Varios medios publicaron recientemente una lista de los futbolistas supuestamente “más soberbios” de las ligas europeas. Todos forman parte de la élite mundial. No me extraña que así sea, pues la soberbia es un mal usualmente relacionado con la fama y el poder, aunque no exclusivamente.
Hace algunas semanas, otros medios y redes también se hicieron eco del lanzamiento de un artefacto explosivo, supuestamente de hidrógeno. Tal demostración de fuerza, que viola acuerdos internacionales, es igualmente una manifestación de soberbia.
Vivimos en un mundo que coquetea constantemente con la soberbia, aunque, para ser justos, muchísimos famosos y poderosos no tienen nada que ver con ese mal. La soberbia y la ira son conceptos diferentes, aunque mantienen una tórrida relación. La ira es una emoción momentánea, enérgica y dañina que, por lo general, dura poco tiempo. La soberbia, en cambio, es un sentimiento de autovaloración que puede permanecer la vida entera. Impulsa la creencia de que somos superiores a los demás, que estamos por encima del bien y del mal y de que tenemos derecho a controlarlo todo. Algunos seres soberbios son también, con frecuencia, dominados por la ira.
Sin embargo, no sólo las grandes personalidades son propensas a padecer este sentimiento. Como toda expresión humana, acecha en nuestro entorno, en el trabajo, entre las amistades, e incluso en la familia. Por esa razón, estamos obligados a conocer sus particularidades y estar atentos a cómo actúan quiénes la padecen, para no ser víctimas de sus insanos propósitos.

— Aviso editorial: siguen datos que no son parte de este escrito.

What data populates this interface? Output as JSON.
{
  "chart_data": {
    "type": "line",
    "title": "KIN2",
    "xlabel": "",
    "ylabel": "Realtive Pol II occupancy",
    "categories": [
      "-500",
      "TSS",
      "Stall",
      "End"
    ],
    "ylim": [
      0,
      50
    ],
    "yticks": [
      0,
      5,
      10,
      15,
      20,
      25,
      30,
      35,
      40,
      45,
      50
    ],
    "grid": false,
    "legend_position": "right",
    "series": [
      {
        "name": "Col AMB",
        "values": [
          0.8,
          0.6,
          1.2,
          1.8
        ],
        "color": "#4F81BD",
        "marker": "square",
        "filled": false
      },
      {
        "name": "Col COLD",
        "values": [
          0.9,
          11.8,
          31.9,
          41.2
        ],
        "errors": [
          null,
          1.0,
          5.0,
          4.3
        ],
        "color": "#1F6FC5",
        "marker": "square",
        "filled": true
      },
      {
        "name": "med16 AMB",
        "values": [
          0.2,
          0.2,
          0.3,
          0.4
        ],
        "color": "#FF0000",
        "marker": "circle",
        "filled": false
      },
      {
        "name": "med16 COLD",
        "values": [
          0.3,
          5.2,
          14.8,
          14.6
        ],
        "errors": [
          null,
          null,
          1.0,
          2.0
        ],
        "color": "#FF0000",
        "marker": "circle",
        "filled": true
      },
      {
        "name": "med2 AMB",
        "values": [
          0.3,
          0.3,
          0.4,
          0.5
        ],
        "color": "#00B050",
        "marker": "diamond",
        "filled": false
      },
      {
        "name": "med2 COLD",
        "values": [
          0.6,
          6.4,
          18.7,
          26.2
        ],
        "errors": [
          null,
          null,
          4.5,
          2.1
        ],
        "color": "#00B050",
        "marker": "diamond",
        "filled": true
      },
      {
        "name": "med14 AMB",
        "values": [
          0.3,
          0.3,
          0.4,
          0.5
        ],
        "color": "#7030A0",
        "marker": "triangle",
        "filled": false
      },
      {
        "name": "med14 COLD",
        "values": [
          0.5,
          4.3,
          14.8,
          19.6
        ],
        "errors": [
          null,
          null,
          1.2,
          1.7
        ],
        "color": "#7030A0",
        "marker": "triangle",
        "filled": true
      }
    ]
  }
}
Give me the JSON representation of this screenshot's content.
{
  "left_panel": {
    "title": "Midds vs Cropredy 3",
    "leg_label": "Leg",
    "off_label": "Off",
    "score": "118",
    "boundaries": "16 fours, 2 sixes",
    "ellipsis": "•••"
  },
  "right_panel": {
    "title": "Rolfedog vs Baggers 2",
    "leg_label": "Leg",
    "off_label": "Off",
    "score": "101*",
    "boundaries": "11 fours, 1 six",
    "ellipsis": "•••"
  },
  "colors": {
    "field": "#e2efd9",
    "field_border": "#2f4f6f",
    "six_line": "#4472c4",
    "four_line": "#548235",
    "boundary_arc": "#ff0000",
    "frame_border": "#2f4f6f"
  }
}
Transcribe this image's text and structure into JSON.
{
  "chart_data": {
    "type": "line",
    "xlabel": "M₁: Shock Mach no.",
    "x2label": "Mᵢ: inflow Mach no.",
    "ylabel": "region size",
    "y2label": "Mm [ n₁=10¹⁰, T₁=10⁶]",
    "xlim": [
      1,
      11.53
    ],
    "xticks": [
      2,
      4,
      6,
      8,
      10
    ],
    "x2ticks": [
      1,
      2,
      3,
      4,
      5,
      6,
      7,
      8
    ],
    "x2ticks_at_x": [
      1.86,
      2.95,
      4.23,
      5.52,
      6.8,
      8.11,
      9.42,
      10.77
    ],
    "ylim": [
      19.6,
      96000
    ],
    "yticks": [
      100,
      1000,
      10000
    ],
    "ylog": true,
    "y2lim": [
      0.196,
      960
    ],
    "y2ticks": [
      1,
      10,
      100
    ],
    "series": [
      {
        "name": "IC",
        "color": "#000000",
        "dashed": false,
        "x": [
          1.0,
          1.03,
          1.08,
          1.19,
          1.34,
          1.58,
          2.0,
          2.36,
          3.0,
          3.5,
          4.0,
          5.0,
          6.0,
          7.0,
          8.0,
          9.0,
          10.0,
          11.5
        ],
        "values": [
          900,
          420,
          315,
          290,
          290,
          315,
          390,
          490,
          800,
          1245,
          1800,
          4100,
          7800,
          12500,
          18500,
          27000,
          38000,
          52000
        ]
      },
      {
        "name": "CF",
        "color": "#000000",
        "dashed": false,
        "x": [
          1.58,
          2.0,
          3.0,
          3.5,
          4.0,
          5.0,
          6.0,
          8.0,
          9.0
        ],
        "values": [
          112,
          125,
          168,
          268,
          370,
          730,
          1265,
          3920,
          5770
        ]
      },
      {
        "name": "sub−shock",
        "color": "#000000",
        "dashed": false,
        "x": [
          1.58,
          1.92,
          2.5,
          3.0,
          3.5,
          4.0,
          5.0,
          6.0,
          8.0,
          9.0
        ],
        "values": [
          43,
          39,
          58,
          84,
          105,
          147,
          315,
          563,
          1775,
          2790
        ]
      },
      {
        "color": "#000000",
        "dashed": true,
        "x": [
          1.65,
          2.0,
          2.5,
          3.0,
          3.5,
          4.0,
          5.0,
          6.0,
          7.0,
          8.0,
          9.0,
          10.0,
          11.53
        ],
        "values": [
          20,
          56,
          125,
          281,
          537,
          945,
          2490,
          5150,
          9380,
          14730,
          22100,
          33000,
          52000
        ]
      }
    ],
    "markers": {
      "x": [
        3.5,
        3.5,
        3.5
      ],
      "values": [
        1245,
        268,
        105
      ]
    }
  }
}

Un ser humano arrogante o soberbio manifiesta el deseo permanente de ser alabado. No admite reproches, tiende a sobredimensionar sus logros, descarta o minimiza el éxito de los demás, pretende ser el centro de atención y pronunciar siempre la última palabra. No admite críticas, se enoja con frecuencia y jamás se siente en condiciones de pedir perdón. El mejor antídoto contra la soberbia es la inteligencia.
Cuentan que el altanero Alejandro Magno mantuvo una entrevista con Diógenes el Cínico, un famoso filósofo de la época. Alejandro, queriendo demostrar su poder, le preguntó: “Diógenes, ¿de qué modo puedo servirte?”. El Cínico replicó: “Puede apartarse de mi camino, para no quitarme la luz”. Alejandro Magno se quedó perplejo ante la profunda e irreverente respuesta del filósofo. Después expresó: “Si no fuera Alejandro, querría ser Diógenes el Cínico”.